Policy in the Pub: Designing the Roadmap for Regulatory Reform


From: Wednesday September 19, 2018, 5:30 pm

To: Wednesday September 19, 2018, 6:30 pm

Designing the Roadmap for Regulatory Reform

Regulators face significant trade-offs in conducting their roles. Governments have been challenging their regulatory agencies to decrease the burden they impose on compliant stakeholders. However, poorly designed approaches may inadvertently encourage behaviours that go against the policy objectives underpinning regulatory schemes.

This presentation provides a case study for using economic design principles and processes to improve the design and implementation of regulation.
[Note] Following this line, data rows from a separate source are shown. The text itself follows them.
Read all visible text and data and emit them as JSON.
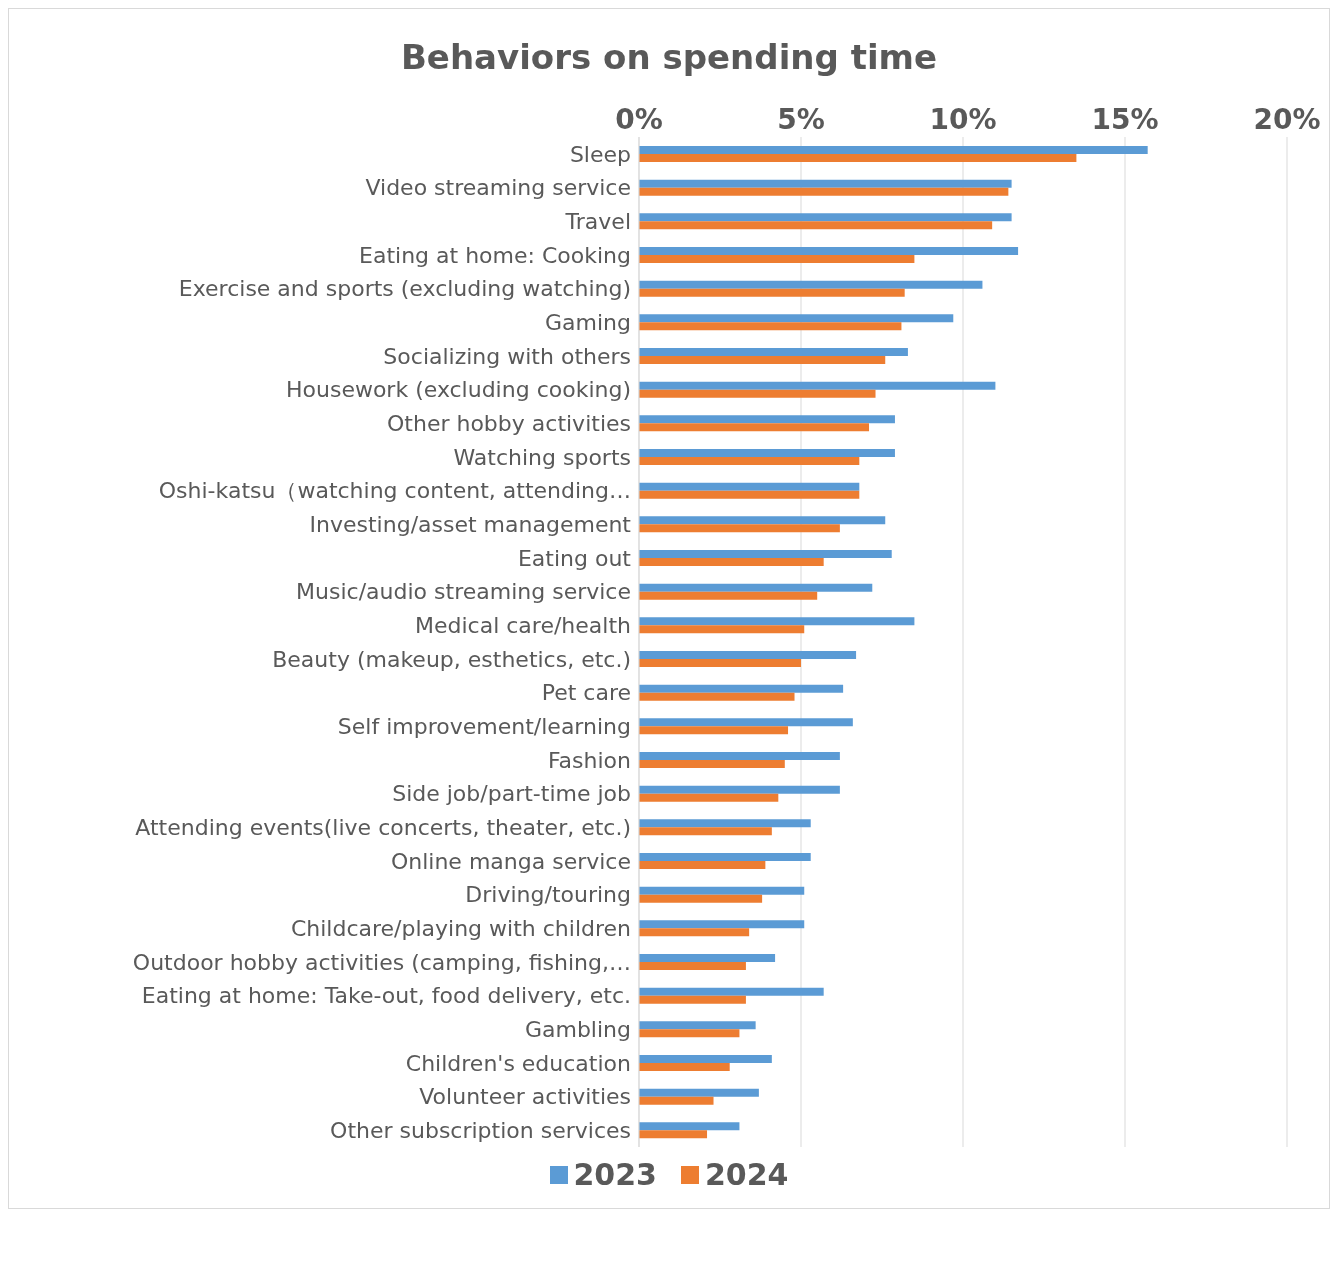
{
  "chart_data": {
    "type": "bar",
    "orientation": "horizontal",
    "title": "Behaviors on spending time",
    "categories": [
      "Sleep",
      "Video streaming service",
      "Travel",
      "Eating at home: Cooking",
      "Exercise and sports (excluding watching)",
      "Gaming",
      "Socializing with others",
      "Housework (excluding cooking)",
      "Other hobby activities",
      "Watching sports",
      "Oshi-katsu（watching content, attending…",
      "Investing/asset management",
      "Eating out",
      "Music/audio streaming service",
      "Medical care/health",
      "Beauty (makeup, esthetics, etc.)",
      "Pet care",
      "Self improvement/learning",
      "Fashion",
      "Side job/part-time job",
      "Attending events(live concerts, theater, etc.)",
      "Online manga service",
      "Driving/touring",
      "Childcare/playing with children",
      "Outdoor hobby activities (camping, fishing,…",
      "Eating at home: Take-out, food delivery, etc.",
      "Gambling",
      "Children's education",
      "Volunteer activities",
      "Other subscription services"
    ],
    "series": [
      {
        "name": "2023",
        "color": "#5b9bd5",
        "values": [
          15.7,
          11.5,
          11.5,
          11.7,
          10.6,
          9.7,
          8.3,
          11.0,
          7.9,
          7.9,
          6.8,
          7.6,
          7.8,
          7.2,
          8.5,
          6.7,
          6.3,
          6.6,
          6.2,
          6.2,
          5.3,
          5.3,
          5.1,
          5.1,
          4.2,
          5.7,
          3.6,
          4.1,
          3.7,
          3.1
        ]
      },
      {
        "name": "2024",
        "color": "#ed7d31",
        "values": [
          13.5,
          11.4,
          10.9,
          8.5,
          8.2,
          8.1,
          7.6,
          7.3,
          7.1,
          6.8,
          6.8,
          6.2,
          5.7,
          5.5,
          5.1,
          5.0,
          4.8,
          4.6,
          4.5,
          4.3,
          4.1,
          3.9,
          3.8,
          3.4,
          3.3,
          3.3,
          3.1,
          2.8,
          2.3,
          2.1
        ]
      }
    ],
    "xlim": [
      0,
      20
    ],
    "xticks": [
      {
        "value": 0,
        "label": "0%"
      },
      {
        "value": 5,
        "label": "5%"
      },
      {
        "value": 10,
        "label": "10%"
      },
      {
        "value": 15,
        "label": "15%"
      },
      {
        "value": 20,
        "label": "20%"
      }
    ],
    "grid": "x",
    "legend": "bottom"
  }
}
The focus is a multi-year, multi‑stage project partnering with the Australian Government Department of Agriculture and Water Resources to consider ways to better target biosecurity inspections at the border while not raising the likelihood of pests and diseases entering Australia.

The presentation considers the different parts of the process for designing regulatory protocols, including: analysing existing administrative data; interviewing system stakeholders; building game-theoretic models of behaviour; testing aspects of regulatory protocols through economics experiments; and piloting and evaluating the operation of the designed rules in the field before more fulsome implementation. The presentation provides guidance on how to design regulation in a more systematic way, taking the incentives of stakeholders into account and allowing regulators to manage risks and target their efforts more effectively to achieve policy objectives.

About the speaker

Anthony Rossiter is a Research Affiliate with the Centre for Market Design and the Centre of Excellence for Biosecurity Risk Analysis, both based at the University of Melbourne. He is an experienced policy economist with more than 10 years’ experience across federal and state public service agencies. Throughout his professional and research experience, Anthony has covered topics including: climate change mitigation policy and modelling; regulatory economics; biosecurity policy; the allocation of environmental property rights; housing tenure choice; macroeconomic forecasting; fiscal and monetary policy effectiveness; and evaluating government human services programs.